In this part, we have three representations of the data set:   
- fig.1: a list showing the number of occurence per traffic sign name
- fig.2: a bar chart showing the number of occurence per class id
- fig.3: a bar chart showing the distribution of these traffic sign images into the data set

>![fig.1](https://raw.githubusercontent.com/chatmoon/Traffic_Sign_Classifier/master/images/_dataExplo_1_showList.PNG)
>![fig.2](https://raw.githubusercontent.com/chatmoon/Traffic_Sign_Classifier/master/images/_dataExplo_2_showChart.png)
>![fig.3](https://raw.githubusercontent.com/chatmoon/Traffic_Sign_Classifier/master/images/_dataExplo_3_showDist.png)

**Observations:**    
- The fig.1 and 2 show there is a large disparity between traffic sign occurences.   
Additional data should be created in order to rebalance the under represented classes.
- The fig.3 shows that each class has been piled on top of the other.   
The data set should be shuffled before training the model.

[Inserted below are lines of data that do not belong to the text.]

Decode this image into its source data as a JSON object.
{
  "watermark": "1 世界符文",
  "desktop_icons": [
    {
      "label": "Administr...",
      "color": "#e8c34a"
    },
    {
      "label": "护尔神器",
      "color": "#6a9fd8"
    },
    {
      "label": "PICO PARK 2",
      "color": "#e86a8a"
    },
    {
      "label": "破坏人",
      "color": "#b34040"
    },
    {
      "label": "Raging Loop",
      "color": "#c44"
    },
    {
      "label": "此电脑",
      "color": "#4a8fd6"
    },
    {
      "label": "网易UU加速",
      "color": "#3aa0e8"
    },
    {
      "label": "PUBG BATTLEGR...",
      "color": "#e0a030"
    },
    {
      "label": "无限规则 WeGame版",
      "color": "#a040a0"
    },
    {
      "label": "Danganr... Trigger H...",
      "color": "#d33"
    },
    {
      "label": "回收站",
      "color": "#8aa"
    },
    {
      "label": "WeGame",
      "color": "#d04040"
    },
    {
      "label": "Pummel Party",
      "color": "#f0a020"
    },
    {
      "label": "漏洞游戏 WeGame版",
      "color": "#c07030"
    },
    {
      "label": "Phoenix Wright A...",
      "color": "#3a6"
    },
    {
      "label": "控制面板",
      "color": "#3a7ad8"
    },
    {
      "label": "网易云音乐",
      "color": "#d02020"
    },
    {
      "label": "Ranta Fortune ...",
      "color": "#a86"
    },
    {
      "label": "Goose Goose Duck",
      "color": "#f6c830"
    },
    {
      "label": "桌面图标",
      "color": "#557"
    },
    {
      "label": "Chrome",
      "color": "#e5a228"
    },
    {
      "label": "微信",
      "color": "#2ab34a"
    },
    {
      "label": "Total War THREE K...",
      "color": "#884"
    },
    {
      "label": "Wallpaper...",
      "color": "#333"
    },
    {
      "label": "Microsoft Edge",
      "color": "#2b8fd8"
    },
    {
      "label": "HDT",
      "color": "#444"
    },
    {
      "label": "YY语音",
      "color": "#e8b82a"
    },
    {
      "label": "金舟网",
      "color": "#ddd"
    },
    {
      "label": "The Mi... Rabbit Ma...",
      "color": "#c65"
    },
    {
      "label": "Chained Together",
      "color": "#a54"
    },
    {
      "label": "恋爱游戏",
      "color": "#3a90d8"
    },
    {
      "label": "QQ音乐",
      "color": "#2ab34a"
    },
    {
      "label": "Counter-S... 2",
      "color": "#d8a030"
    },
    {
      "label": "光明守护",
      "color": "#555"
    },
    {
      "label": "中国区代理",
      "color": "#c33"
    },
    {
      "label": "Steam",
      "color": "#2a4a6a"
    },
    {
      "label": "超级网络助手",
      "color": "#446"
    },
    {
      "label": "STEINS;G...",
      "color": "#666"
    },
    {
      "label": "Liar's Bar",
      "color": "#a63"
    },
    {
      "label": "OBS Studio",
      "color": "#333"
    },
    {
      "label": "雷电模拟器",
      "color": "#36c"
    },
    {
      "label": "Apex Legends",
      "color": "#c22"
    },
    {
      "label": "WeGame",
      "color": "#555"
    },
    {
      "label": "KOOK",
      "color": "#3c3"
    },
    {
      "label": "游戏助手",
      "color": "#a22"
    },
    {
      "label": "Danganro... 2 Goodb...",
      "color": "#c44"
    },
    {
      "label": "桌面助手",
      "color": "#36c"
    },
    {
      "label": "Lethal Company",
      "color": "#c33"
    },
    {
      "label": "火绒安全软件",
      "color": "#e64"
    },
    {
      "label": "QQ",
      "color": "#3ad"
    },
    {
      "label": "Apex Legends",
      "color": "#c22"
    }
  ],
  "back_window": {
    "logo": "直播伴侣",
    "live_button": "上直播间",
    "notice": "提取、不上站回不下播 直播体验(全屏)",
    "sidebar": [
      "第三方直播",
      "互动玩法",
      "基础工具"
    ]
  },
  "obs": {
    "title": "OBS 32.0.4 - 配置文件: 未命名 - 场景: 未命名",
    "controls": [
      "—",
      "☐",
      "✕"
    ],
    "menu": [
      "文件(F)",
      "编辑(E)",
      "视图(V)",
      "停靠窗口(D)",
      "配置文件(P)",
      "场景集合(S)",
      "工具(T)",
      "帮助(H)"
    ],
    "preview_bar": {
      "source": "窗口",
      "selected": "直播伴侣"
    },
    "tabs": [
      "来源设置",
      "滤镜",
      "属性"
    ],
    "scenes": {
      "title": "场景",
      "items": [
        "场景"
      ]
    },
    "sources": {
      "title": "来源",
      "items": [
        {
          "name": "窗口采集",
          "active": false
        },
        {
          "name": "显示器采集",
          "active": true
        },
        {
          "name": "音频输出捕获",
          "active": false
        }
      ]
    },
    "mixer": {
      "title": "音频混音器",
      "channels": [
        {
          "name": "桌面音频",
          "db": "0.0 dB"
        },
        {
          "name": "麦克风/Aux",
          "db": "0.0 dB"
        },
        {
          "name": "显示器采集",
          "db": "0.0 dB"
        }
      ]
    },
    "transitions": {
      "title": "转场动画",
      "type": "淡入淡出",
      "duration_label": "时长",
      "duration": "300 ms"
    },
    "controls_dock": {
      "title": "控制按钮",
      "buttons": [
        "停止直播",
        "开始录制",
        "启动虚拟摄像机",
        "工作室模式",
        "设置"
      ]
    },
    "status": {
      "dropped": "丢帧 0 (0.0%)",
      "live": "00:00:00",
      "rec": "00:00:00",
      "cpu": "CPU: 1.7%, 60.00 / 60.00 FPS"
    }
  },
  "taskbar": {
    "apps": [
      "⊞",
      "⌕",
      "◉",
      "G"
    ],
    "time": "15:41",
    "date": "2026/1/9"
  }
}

##### 1.2.2. Visualize the data set
*The code for this step is contained in the code cell [9] of the IPython notebook.*

In this part, we have also three types of visualization of the data set:   
- fig.4: 43 random images, one per class and with their black-box
- fig.5: 5 x 10, 5 random traffic signs, 10 images each 
- fig.6: a sprite image showing all the traffic sign in a single image

> *fig.4: 43 random images, one per class and with their black-box*
![fig.4](https://raw.githubusercontent.com/chatmoon/Traffic_Sign_Classifier/master/images/_dataVisu_4_show43TS.png)
> *fig.5: 5 x 10, 5 random traffic signs, 10 images each*
![fig.5](https://raw.githubusercontent.com/chatmoon/Traffic_Sign_Classifier/master/images/_dataVisu_5_show5TS.png)
> *fig.6: a sprite image showing all the traffic sign in a single image*
![fig.6](https://raw.githubusercontent.com/chatmoon/Traffic_Sign_Classifier/master/images/_sp_xx_5984x5984.png)   
> *fig.7: a sampling of challenging images to classify*
![fig.7](https://raw.githubusercontent.com/chatmoon/Traffic_Sign_Classifier/master/images/_dataExplo_4_challenges.PNG)

**Observations:**   
The fig.4 to 7 show how the images are of different qualities. Many images are either shaky, too dark or not having the same scale. There are variabilities such as viewpoint variations, lighting conditions (saturations, low-contrast), motion-blur, occlusions, sun glare, physical damage, colors fading. The classification of the traffic sign can be challenging and complex in this context. We should pre-proceed the images to decrease the impact of the mixed qualities of images.

**Note:** the sprite image will be useful for the embedding visualization in TensorBoard.

---
### Step 2: Design and Test a Model Architecture

#### 2.1. Preprocess the data set
*The code for this step is contained in the code cell **[XX]** of the IPython notebook.* 

> **Definition:** Pre-processing refers to techniques such as converting to grayscale, normalization, etc.

In this part, I describe how I preprocessed the image data, what techniques were chosen and why I chose these techniques. You will also find below a overview of the preprocessing workflow in figure *fig.8* with images showing the output of each preprocessing technique.

In summary, the preprocessing workflow generate five different types of image: 0RGB, 1GRAY, 2SHP, 3HST, 4CLAHE.

> *fig.8: the preprocessing workflow*
![fig.8](https://raw.githubusercontent.com/chatmoon/Traffic_Sign_Classifier/master/images/_dataPPro%20flow_170610-1221.png)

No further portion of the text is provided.